Creative Brief
Crafted Product
Essence Magazine: Top 50 Fiction Books
This project is collaborative and academic. The interactive accompanied an essay by the University of New Orleans Professor Jacinta Saffold, visualizing a legacy of bestselling writers in the Black community. I worked with archival data collections to design an interactive tool that enables readers to explore the topic for themselves.
Goal
- Create a simple interactive that would allow readers of Professor Saffold's essay to explore the top books on the Essence Magazine bestseller's list.
- This interactive would serve as a preview for a bigger, potentially grant-funded project to make this data, an important part of contemporary Black literature, accessible.
- The visualization in the tooltip allows the reader to get details on demand: track the number of books the author wrote that made it to the list, what issue the books appeared in, how expensive the book is, and whether or not it was paperback or hardcover. The tooltips allow the reader to link to a Wikipedia article about each author.
Role
My role: Data Visualization
- Jacinta Saffold, Professor, Researcher, Writer & Data Curator
Process
Discovery
Observations
In data visualization, simple bar charts often aren't used because they seem boring. But a well-designed bar chart isn't boring; instead, it helps the reader focus on the content precisely because it is so familiar.
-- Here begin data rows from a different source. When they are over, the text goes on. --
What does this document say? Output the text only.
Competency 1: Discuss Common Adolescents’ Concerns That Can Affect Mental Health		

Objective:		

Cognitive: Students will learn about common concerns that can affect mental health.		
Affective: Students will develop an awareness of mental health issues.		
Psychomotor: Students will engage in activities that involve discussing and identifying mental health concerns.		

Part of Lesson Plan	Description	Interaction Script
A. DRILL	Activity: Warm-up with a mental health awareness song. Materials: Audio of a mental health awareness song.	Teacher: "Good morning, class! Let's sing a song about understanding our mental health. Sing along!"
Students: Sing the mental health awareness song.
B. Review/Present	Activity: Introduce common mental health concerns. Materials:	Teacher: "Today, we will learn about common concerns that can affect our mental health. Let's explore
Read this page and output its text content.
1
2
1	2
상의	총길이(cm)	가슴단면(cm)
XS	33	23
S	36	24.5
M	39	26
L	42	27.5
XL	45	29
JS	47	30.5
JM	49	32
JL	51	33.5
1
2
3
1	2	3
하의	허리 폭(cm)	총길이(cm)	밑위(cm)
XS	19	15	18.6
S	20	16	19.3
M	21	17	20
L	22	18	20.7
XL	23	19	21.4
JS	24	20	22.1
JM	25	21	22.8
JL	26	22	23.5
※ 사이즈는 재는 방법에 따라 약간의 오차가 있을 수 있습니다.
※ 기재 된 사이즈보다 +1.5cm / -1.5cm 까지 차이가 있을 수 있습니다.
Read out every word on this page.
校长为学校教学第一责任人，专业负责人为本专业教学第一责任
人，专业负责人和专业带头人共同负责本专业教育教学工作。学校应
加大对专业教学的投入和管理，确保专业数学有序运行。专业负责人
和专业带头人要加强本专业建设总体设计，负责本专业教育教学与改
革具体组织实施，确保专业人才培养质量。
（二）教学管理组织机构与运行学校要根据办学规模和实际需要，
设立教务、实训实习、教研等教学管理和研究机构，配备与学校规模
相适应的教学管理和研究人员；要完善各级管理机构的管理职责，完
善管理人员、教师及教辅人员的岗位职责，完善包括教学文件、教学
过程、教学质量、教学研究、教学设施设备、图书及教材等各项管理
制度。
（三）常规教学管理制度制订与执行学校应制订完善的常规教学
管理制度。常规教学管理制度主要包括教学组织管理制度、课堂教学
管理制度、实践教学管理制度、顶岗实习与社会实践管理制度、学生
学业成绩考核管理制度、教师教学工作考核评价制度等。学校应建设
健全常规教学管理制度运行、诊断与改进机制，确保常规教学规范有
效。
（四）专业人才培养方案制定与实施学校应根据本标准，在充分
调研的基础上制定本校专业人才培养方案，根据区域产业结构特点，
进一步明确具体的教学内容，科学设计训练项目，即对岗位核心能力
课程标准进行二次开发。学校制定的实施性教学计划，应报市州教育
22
Because order mattered in this visualization, we decided that a simple hierarchical bar chart, with visualizations in the toolti[ps, would be an appropriate exploratory interactive to pair with the explanatory essay.
Professor Saffold and I had many conversations about this data because she was the lead on an NEH grant application for it, and I was on board with a networked team as a front-end designer. Although the grant was not approved, we learned from the experience and plan to submit another grant application.
The data was entered over a number of years, so there were several inconsistencies in how the data was entered.
For example:
- Triple Crown changes to Triple Crown Publishing
- William Morrow Co. changes to William Morrow
- Urban changes to Urban Books
- Touchstone changes to Touchstone Books
- Several authors either changed names or had inconsistent name entries. I also standardized these authors so they could be counted accurately.
Essence-books-jacinta-jbk-standardized-6-15-20.csv115.7KB
During my communications with Professor Saffold, I offered three options to visualize the data:
- Improve the graphic design of the treemap viz
- This would include Wikipedia links to the authors on the tooltips
- The problem with the treemap: you can only understand the smaller rectangles through the tooltip. To help the treemap more, I could try a dashboard option, so the user could filter according to year, allowing data to appear as needed rather than all at once...dashboard views could also include a timeline by year, so the user could see the order of books from 1994 onward.
- Use cards: like this tool from Flourish: https://flourish.studio/2019/10/17/cards-template/
- The cards would have an image of the book cover or author
- Text for times listed/retail price
- The drawback to this approach: I'd have to look up the 485 book cover/author images...or to make this more feasible, we only show images for top 20-50 book covers...For speed's sake, I'd probably use a private academic account for Flourish to make this. But that means I won't be able to dynamically link to the Wikipedia author pages from the cards. That's a Tableau feature.
- Convert the treemap into a table. It could be a searchable/filterable table, like the attached rough examples.
- Advantage of this approach: you could look up precise values without having to use tooltips.
- Information is clearly displayed and can embed charts inside of tables (such as the bar chart)
- This would include Wikipedia links to the authors on the tooltips
Concepts → Blueprint
Concepts
essence-top-50-table-rough-concepts-JBK.pdf2252.9KB
Blueprint
If this project was also presented in print, I would have imported the Tableau file into Adobe Illustrator to improve the styling. Yet interactives have more constraints so they can be readable across browsers. I like to use Tableau and the R Tidyverse as my Discovery → Concept → Blueprint tools.